My friend Bruce told me that he remembers his first thought as a child. When I asked him how old he was at the time, he answered, “the moment of my birth.” What was the thought? “Don’t forget,” Bruce told me. “My soul was branding my purpose into me as I crossed the threshold from the other world to this one: Don’t forget who you really are. Don’t forget that you are born of spirit. Don’t forget what you came here to do.” 

Of course, Bruce forgot, as we all do. Like all of us, he fell under the hypnosis of earth, the belief that we are alone, limited, mortal, and separate from love. It is a rare soul who remembers truth in the face of illusions. Yet Bruce, also like the rest of us, at some point began to consciously remember. He began to reclaim his identity as a spiritual being and recognize the presence of love in a world gone crazy with fear. Exactly what we all need to do and, each in our own way, are doing.

Why, then, if we live in a universe of abundant supply, do we experience lack and limits? A sense of limits helps us focus on what we have and use it wisely. People who have little means generally appreciate their assets more than people who have boundless means. My mentor, Hilda Charlton, lived in India for eighteen years. She told me that some people in that country are so poor that if they get a tin can they appreciate it as a treasure. They use it over and over again and cherish it. By contrast, I know people who have extraordinary volumes of stuff, but appreciate them little. Who is closer to heaven?
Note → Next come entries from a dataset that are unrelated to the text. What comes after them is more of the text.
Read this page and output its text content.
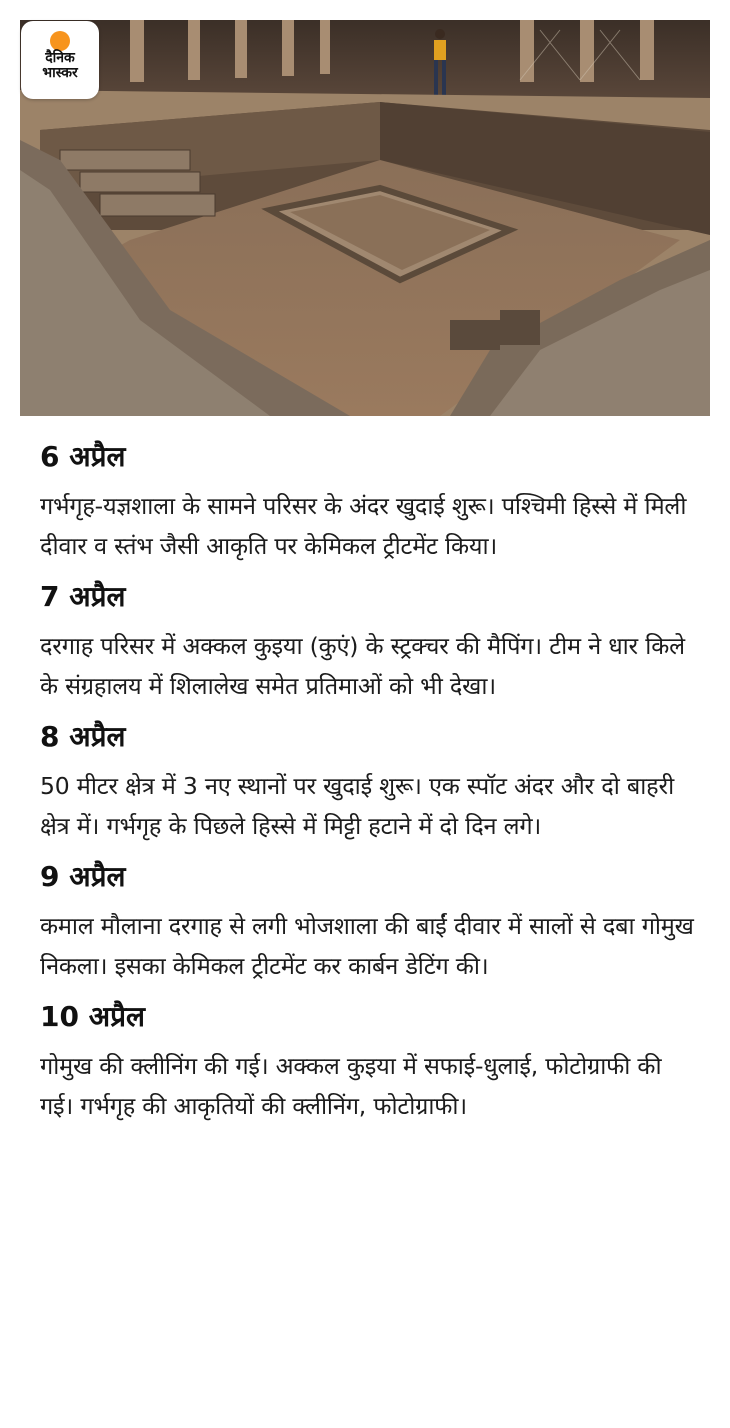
दैनिक
भास्कर
6 अप्रैल

गर्भगृह-यज्ञशाला के सामने परिसर के अंदर खुदाई शुरू। पश्चिमी हिस्से में मिली दीवार व स्तंभ जैसी आकृति पर केमिकल ट्रीटमेंट किया।

7 अप्रैल

दरगाह परिसर में अक्कल कुइया (कुएं) के स्ट्रक्चर की मैपिंग। टीम ने धार किले के संग्रहालय में शिलालेख समेत प्रतिमाओं को भी देखा।

8 अप्रैल

50 मीटर क्षेत्र में 3 नए स्थानों पर खुदाई शुरू। एक स्पॉट अंदर और दो बाहरी क्षेत्र में। गर्भगृह के पिछले हिस्से में मिट्टी हटाने में दो दिन लगे।

9 अप्रैल

कमाल मौलाना दरगाह से लगी भोजशाला की बाईं दीवार में सालों से दबा गोमुख निकला। इसका केमिकल ट्रीटमेंट कर कार्बन डेटिंग की।

10 अप्रैल

गोमुख की क्लीनिंग की गई। अक्कल कुइया में सफाई-धुलाई, फोटोग्राफी की गई। गर्भगृह की आकृतियों की क्लीनिंग, फोटोग्राफी।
I’m not suggesting that we need to live poor or labor under lack or limits. I am suggesting that we need to celebrate what we have and make the best use of it. A woman called in to my radio show (www.hayhouseradio.com) and asked me the difference between right use and consumption. I told her that if you value what you have and use it to help yourself or others, that is right use.

If you can apply the paint carefully and lovingly even before you get to the last drips in the can, the paint has served you well and you will be at peace with your project. While we seem to have many different projects in life, one theme is the deck on which they all sit: You always have enough if you are using well what you have. That’s what not to forget.